1. Attention to what makes us fall in love.
We have all loved it. We meet someone, and we have a sensation in the stomach as if we had butterflies, and we say to the friend or friend I just fell in love. The mind needs to label the physical sensation. That which makes us fall in love and which has no explanation? It is in direct relation with our unconscious programs . We say that we fall in love when we deeply resonate with another person’s information.
We “get together” with that person to develop that aspect we need. However, precisely those aspects that initially make us fall in love may be those that later on we do not support and bother us. The loquacity ends up being judged as verbiage, the firmness as coldness, the intellectual ends up being a “know-it-all” ?? and the one from whom we were attracted by his tenderness we ended up seeing him as weak … this occurs well because we have not integrated that facet in us and we judge it, or because we have already integrated it and we consider that we do not need that person to continue our way. Being aware of this does not mean having to leave the couple; on the contrary, we can choose to evolve with it.
2. Be consistent.
Live to pay attention to what we think, what we feel and what we do is going in the same direction. The Bioneuroemoción proposes us to avoid doing things that we do not like for wanting to please the other or, what is the same, avoid starting to do things that we do not like just because we believe that the other will want to be with us. It is essential to maintain individuation, to permit ourselves to continue being ourselves sharing life with someone who, in turn, allows himself to remain himself or herself.
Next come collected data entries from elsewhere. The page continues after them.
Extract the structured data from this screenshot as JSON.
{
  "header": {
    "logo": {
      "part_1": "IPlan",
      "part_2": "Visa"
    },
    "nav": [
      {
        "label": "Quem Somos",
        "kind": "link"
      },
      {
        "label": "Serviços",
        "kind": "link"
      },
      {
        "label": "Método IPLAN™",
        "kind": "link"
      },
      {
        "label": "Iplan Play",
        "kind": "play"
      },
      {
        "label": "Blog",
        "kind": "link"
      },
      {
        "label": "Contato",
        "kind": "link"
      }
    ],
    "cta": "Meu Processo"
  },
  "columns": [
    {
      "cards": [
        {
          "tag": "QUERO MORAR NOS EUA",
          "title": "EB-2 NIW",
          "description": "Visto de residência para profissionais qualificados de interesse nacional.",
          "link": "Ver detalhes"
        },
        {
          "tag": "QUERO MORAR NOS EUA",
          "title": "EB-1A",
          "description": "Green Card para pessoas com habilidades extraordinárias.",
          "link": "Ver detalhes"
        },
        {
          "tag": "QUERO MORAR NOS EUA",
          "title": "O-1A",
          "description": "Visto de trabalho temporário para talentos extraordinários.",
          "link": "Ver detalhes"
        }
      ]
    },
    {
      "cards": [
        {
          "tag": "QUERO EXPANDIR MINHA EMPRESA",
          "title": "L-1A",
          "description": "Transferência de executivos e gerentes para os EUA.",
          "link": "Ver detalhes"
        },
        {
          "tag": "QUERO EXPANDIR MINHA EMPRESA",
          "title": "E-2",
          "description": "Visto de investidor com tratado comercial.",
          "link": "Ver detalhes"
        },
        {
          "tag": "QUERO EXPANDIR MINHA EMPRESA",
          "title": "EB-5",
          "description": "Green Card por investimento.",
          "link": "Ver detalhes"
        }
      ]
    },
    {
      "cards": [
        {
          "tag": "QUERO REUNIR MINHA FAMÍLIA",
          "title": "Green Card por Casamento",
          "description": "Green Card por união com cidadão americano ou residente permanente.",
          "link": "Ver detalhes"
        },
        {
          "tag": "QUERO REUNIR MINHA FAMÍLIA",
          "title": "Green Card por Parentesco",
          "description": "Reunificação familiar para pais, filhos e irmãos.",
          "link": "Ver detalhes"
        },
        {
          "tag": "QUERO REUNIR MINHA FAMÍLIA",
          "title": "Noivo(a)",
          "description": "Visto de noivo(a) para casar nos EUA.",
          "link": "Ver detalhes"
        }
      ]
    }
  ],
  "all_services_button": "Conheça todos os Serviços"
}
If at some point we detect that this is not the case, we can ask ourselves: What is a couple for me? What do we want a couple for? To not be alone? So we do not get bored? To have someone to take care of us? Etc. It is fundamental to question ourselves to detect our inconsistencies continually, so we will stop wanting to change the other to focus on our evolution.
3. Live in unity consciousness.
If we think that the other person comes to fill our deficiencies, we will continue with them, and when we do not have the other, we will suffer. On the other hand, if the person next to us complements us, that benefits us because it teaches us something that we have to learn and integrate. Then, the other person is our blessing and not our misfortune.
When we live from the consciousness of unity, we stop living in the projection to start living in extension. That is, we understand that there are not two, but a unit that complements itself. We are always facing ourselves. In this way, we can stop being what we think we are to give us the opportunity to be what we are.
When we fall in love the first thing we usually want is to possess the other and, when we believe that we have it, we begin to be afraid of losing it or losing it, then we discover ourselves as possessive. That is the first sign of the lack of love towards oneself. True love does not bind anyone, does not want to possess. The freest love is to live with someone the present moment, without grudges for the past, or fears for the future; but with gratitude towards the other person, for sharing life and helping us to know ourselves better.
People who enjoy satisfying and stable relationships are balanced beings. They are not looking for someone to “fill a gap”. Do they recognise their worth?